Una hora más tarde regresaron al coche.
—¿Tienes alguna idea? —preguntó Bronson, acomodándose en el asiento del conductor. Ángela se había llevado al restaurante varios folios con notas y había estado leyéndolas mientras desayunaban sin apenas abrir la boca.
—Es posible. Dame un par de minutos más. Bronson hizo un gesto con la cabeza como si acabara de tomar una decisión y se inclinó hacia Ángela.
—¿Puedo preguntarte una cosa? Se trata de algo personal.
—Sí —respondió ella con cautela alargando un poco la palabra—. ¿Qué quieres saber?
—Se trata de Yosef ben Halevi. Trabajasteis juntos, ¿no es así?
—Sí. Creo que fue hace unos cinco años. ¿Por qué?
—Entonces, se podría decir que no lo conoces demasiado, ¿verdad?
Ángela se encogió de hombros.
—Supongo que no. Era solo un compañero de trabajo.
—De acuerdo. Te lo digo porque… No sé… Hay algo en él que no me acaba de gustar. Tengo la impresión de que nos oculta algo. Y tampoco me hizo mucha gracia la manera en que te tanteaba. Está claro que intentaba averiguar lo que estamos buscando.
Ángela sacudió la cabeza.
—Tienes que entender que es especialista en lenguas arcaicas e historia de Israel. Es normal que nuestras preguntas lo dejaran intrigado.
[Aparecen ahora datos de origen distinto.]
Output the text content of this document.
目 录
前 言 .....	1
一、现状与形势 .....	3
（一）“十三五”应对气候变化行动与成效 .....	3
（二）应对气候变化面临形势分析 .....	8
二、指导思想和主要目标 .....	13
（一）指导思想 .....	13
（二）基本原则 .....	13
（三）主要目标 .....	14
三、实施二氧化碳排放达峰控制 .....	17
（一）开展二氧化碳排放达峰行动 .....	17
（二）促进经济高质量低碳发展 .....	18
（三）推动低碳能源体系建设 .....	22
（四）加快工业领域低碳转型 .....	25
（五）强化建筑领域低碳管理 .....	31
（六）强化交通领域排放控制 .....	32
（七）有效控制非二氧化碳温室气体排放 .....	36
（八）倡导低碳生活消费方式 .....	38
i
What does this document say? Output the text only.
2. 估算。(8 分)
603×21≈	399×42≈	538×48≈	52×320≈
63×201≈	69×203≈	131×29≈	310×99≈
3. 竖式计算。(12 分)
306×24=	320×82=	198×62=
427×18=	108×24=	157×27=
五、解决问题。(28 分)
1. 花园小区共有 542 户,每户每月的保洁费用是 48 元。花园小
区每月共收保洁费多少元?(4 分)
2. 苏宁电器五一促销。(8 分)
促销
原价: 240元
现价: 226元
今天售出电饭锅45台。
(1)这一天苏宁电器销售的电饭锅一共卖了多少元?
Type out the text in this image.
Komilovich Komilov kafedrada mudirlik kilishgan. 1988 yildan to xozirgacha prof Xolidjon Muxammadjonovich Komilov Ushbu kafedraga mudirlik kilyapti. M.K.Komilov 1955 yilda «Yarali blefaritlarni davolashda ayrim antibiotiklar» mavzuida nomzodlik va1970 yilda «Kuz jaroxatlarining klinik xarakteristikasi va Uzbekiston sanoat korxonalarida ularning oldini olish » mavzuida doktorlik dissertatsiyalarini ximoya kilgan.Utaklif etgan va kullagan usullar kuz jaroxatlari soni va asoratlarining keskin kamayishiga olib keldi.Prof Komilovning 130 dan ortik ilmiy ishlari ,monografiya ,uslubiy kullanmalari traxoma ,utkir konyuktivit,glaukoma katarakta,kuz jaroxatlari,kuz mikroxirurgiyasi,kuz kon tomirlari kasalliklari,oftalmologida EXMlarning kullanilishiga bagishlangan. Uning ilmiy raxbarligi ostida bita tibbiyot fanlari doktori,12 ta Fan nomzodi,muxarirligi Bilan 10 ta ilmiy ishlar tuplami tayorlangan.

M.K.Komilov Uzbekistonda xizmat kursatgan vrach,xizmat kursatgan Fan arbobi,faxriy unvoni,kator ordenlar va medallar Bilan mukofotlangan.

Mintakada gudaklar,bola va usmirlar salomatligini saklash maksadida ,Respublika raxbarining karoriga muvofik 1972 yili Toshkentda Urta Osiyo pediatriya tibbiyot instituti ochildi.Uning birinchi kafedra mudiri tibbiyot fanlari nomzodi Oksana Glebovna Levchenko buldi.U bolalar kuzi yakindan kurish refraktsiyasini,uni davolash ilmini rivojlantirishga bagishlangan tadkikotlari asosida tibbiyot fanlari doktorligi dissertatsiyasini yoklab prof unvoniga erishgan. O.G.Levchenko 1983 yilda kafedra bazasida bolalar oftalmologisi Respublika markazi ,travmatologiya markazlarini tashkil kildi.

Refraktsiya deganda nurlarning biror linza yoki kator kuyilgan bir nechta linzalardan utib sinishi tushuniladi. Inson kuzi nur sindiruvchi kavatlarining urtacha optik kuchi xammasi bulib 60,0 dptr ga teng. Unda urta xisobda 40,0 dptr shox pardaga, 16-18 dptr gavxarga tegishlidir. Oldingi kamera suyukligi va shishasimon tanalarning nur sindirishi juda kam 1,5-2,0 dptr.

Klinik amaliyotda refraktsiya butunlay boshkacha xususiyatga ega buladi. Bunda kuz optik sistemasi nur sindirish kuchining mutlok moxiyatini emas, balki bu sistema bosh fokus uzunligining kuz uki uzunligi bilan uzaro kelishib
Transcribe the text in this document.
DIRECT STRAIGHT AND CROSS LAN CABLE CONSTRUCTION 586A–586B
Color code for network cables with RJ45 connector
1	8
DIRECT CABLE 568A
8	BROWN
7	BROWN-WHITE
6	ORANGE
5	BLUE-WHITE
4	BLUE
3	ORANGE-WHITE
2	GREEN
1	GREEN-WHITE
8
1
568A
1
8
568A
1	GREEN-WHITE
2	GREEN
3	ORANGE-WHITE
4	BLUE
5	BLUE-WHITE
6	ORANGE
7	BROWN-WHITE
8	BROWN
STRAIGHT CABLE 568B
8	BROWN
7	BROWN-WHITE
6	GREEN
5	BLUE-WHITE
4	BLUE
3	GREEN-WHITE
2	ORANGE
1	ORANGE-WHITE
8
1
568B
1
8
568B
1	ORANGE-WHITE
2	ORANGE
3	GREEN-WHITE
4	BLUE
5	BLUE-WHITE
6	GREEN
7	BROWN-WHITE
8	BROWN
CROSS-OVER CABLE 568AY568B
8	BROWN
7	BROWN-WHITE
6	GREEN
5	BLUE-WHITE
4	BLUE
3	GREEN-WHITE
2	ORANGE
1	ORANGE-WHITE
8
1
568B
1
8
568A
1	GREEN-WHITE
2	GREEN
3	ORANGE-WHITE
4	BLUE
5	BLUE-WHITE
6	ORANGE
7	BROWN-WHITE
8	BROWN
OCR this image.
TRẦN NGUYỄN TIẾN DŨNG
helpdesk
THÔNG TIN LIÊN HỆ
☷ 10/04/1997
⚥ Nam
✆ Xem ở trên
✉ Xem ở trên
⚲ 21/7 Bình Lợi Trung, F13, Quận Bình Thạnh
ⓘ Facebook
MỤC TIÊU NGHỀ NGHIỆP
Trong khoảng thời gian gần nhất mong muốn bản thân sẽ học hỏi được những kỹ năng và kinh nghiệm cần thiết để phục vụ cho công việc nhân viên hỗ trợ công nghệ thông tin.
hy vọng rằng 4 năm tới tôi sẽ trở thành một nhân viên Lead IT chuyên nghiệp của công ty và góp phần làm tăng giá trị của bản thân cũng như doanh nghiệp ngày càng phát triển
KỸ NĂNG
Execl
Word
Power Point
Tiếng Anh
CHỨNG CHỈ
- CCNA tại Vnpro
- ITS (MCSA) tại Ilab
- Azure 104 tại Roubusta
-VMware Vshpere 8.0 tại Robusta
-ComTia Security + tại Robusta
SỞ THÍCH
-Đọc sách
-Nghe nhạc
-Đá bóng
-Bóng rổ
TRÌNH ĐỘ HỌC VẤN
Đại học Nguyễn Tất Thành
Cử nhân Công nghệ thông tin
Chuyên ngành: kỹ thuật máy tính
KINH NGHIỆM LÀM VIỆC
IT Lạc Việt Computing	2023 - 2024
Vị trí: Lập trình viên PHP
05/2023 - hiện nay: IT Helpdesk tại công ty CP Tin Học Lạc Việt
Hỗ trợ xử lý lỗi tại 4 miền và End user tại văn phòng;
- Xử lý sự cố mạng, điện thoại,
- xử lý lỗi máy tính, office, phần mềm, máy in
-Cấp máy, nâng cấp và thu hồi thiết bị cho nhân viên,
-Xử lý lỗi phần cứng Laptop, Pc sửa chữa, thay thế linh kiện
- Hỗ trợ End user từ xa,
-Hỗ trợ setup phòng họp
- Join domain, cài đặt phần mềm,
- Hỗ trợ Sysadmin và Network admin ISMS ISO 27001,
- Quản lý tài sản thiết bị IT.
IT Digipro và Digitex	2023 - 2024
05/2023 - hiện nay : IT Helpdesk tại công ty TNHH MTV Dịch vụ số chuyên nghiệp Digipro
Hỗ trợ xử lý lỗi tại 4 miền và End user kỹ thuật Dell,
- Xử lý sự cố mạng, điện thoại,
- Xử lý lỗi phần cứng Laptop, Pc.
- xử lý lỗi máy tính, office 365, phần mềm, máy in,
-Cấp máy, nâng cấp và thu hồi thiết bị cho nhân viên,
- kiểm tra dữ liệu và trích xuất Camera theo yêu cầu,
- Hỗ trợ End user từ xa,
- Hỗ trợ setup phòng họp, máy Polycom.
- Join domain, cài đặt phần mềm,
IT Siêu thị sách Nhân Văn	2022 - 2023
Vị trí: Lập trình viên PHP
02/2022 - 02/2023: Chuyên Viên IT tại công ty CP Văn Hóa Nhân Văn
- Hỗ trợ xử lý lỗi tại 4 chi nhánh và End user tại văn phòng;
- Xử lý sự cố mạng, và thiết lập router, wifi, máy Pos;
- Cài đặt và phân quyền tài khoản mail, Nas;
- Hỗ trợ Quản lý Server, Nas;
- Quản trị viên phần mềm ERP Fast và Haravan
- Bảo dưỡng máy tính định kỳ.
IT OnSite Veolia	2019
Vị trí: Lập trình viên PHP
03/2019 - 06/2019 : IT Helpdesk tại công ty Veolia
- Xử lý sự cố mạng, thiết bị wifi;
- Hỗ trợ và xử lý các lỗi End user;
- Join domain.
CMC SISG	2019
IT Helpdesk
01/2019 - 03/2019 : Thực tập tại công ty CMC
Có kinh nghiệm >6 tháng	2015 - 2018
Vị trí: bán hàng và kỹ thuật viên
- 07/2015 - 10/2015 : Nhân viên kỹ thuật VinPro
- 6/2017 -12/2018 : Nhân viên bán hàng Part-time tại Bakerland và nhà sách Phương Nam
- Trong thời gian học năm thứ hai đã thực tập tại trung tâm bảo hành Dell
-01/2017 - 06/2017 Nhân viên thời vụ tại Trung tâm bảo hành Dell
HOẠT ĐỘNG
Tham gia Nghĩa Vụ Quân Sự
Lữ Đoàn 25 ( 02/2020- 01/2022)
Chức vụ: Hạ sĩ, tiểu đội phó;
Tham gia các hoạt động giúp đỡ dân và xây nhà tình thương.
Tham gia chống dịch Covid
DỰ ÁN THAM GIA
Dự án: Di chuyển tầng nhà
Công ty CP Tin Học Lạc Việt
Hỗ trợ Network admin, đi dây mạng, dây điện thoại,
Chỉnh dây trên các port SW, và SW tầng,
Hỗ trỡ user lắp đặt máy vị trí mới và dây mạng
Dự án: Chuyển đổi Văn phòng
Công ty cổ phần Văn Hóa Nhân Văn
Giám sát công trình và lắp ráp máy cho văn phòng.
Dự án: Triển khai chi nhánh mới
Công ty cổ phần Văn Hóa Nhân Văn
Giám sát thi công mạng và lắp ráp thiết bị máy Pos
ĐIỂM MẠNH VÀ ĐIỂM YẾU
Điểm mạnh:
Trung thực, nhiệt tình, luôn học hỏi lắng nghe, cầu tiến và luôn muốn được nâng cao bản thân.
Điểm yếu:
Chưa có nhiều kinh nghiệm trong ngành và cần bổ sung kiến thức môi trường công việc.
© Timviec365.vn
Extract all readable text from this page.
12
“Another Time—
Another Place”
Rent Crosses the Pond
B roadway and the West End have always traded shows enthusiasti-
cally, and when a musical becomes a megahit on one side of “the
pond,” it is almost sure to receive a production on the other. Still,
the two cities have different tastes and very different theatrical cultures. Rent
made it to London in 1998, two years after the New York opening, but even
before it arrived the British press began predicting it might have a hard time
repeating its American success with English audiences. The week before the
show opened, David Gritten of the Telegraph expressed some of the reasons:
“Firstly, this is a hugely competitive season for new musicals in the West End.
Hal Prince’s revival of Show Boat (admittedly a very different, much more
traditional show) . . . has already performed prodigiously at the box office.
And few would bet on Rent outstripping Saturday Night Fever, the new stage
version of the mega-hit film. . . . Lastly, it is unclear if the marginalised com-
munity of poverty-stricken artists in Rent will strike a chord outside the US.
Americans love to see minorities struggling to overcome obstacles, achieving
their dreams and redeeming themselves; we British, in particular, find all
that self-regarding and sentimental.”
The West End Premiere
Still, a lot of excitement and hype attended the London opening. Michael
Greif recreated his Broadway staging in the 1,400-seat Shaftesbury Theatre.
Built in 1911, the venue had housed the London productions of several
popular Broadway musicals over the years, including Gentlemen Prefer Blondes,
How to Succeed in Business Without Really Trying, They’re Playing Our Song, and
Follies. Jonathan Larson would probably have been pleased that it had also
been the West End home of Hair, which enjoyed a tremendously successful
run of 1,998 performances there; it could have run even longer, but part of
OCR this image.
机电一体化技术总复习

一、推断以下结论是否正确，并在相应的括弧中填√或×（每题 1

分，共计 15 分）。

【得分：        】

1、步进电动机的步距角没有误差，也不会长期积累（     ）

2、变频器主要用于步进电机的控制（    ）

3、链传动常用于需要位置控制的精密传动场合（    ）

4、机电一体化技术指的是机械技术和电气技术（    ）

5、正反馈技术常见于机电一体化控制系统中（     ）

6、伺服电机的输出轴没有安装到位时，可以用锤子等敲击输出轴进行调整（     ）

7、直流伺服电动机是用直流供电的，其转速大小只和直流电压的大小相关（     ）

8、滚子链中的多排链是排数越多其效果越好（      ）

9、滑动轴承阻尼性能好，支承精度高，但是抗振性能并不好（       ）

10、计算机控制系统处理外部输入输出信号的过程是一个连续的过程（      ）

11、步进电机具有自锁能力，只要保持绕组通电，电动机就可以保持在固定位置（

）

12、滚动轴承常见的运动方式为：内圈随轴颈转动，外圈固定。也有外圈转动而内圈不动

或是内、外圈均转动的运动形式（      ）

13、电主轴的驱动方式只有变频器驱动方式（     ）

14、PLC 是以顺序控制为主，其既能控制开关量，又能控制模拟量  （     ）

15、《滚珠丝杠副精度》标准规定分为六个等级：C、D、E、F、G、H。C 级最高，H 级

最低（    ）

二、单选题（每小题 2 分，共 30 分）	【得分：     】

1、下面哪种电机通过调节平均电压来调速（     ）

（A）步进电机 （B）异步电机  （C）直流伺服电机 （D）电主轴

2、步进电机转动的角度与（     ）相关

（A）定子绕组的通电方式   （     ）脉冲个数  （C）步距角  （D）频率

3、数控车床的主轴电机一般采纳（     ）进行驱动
Probablemente intuyó que nos encontramos tras la pista de algo y le gustaría estar en el ajo. Estoy segura de que no se trata de nada más. —Seguidamente preguntó con una tímida sonrisa—: No estarás celoso, ¿verdad? Bronson negó firmemente con la cabeza.
—No, para nada. Es solo que, a partir de ahora, preferiría dejarlo a un lado. No me fío de él.
Ángela volvió a sonreír, preguntándose si la repentina desconfianza de Bronson se debía exclusivamente a su instinto policial, que trabajaba a toda máquina o si, en cierta medida, guardaba alguna relación con el innegable atractivo de Ben Halevi. Por su parte, no creía que hubiera motivo alguno para pensar que el israelí se traía algo entre manos, pero quizá no era una mala idea mantenerlo al margen, sobre todo en un momento en el que, en su opinión, se encontraban tan cerca de su objetivo.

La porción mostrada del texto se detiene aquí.